Итак, наши власти нисколько не тревожит (мягко говоря) далеко не полный возврат валютной выручки от экспорта природных ресурсов обратно в страну в виде импорта товаров и услуг, а также в виде национальных валютных инвестиций. Напротив, само Правительство, соглашаясь с лидирующей ролью оффшоров в национальном экспорте, демонстрирует очевидную заинтересованность в “стоке” валюты из страны.


Более того, Правительство столь же очевидно не озабочено экономией валютных затрат через улучшение структуры импорта. Напротив, есть основания полагать, что значительная часть импорта есть, на самом деле, всего лишь способ “осаждения” экспортной валютной выручки за пределами страны за счет более чем щедрой оплаты услуг поставщиков оборудования и различного рода подрядчиков и консультантов. Во всяком случае, Правительство, провозгласив еще несколько лет назад программу импортозамещения, на самом деле мало что сделало для ее реализации. Другой пример: недавно утвержденная Стратегия индустриально-инновационного развития (разрабатываемая более двух лет и активно пропагандируемая поначалу) нигде не опубликована, и (по утверждениям видевших ее) состоит из общих положений, не подкрепленных какими-либо конкретными мероприятиями.


Политическое объяснение всех отмеченных “странностей” достаточно очевидно: мы имеем феномен “сращивания” руководства страны с экспортно-ориентированным валютно-сырьевым бизнесом, интересы которого и обслуживают Правительство, законодательные и правоохранительные институты власти. Это сращивание имеет три основных разновидности:


а) Реальные транснациональные компании, воздействующие на руководство Казахстана, в основном, методами “большой дипломатии” (\»Шеврон-Тексако\», \»Мобил\», \»Аджип\», \»ЭНИ\», \»Лукойл\» и т. п.); б) полу-иностранные, псевдоиностранные и оффшорные компании, играющие роль “мостиков” между реально транснациональным и “семейным” бизнесом самих госруководителей (Евразийская группа, \»Самсунг\», \»Испат-Кармет\», \»Харрикейн\» и т.п.); в) национальные компании, напрямую возглавляемые родственниками и ставленниками первых лиц государственной власти.
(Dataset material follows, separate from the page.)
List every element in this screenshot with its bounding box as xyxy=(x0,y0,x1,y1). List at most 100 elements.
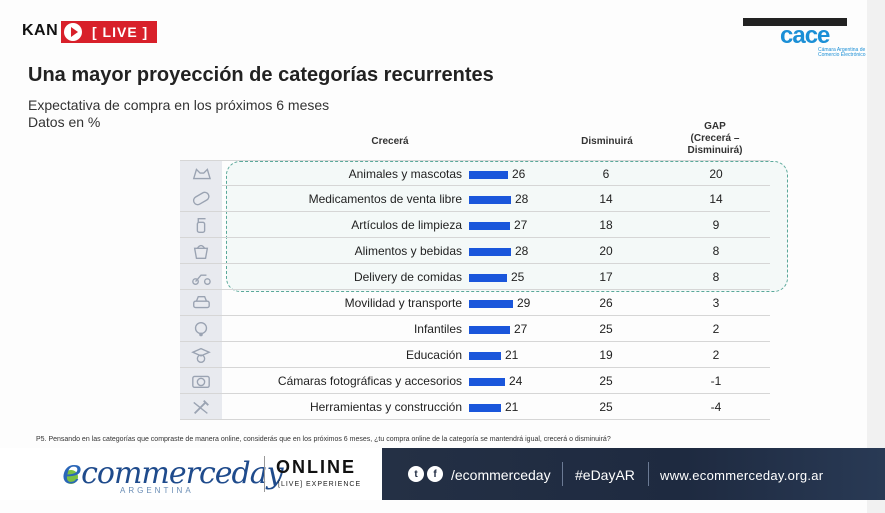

Суммируя вышеприведенные данные, можно предположить такое оценочное распределение реальной экспортной выручки между “большими игроками”:


Всего, за вычетом реальной себестоимости, в распоряжении продавцов сырья (на данном уровне экспорта) остается 4 – 6 миллиардов долларов в год. Из них около половины (2 – 3 миллиарда) полностью теряется для страны. Эту свою долю “иностранные инвесторы” (среди которых есть, разумеется, и наши граждане с весьма известными фамилиями) охраняют особенно тщательно. Так, стоило министру финансов Какимжанову хотя бы заикнуться о новом порядке налогообложения экспорта, как он оставил свой пост.


Порядка двух миллиардов легально возвращаются в Казахстан, но уже под грифом “иностранных инвестиций”. Эти средства используются для дальнейшего закрепления присутствия “инвесторов” и расширения экспорта сырья.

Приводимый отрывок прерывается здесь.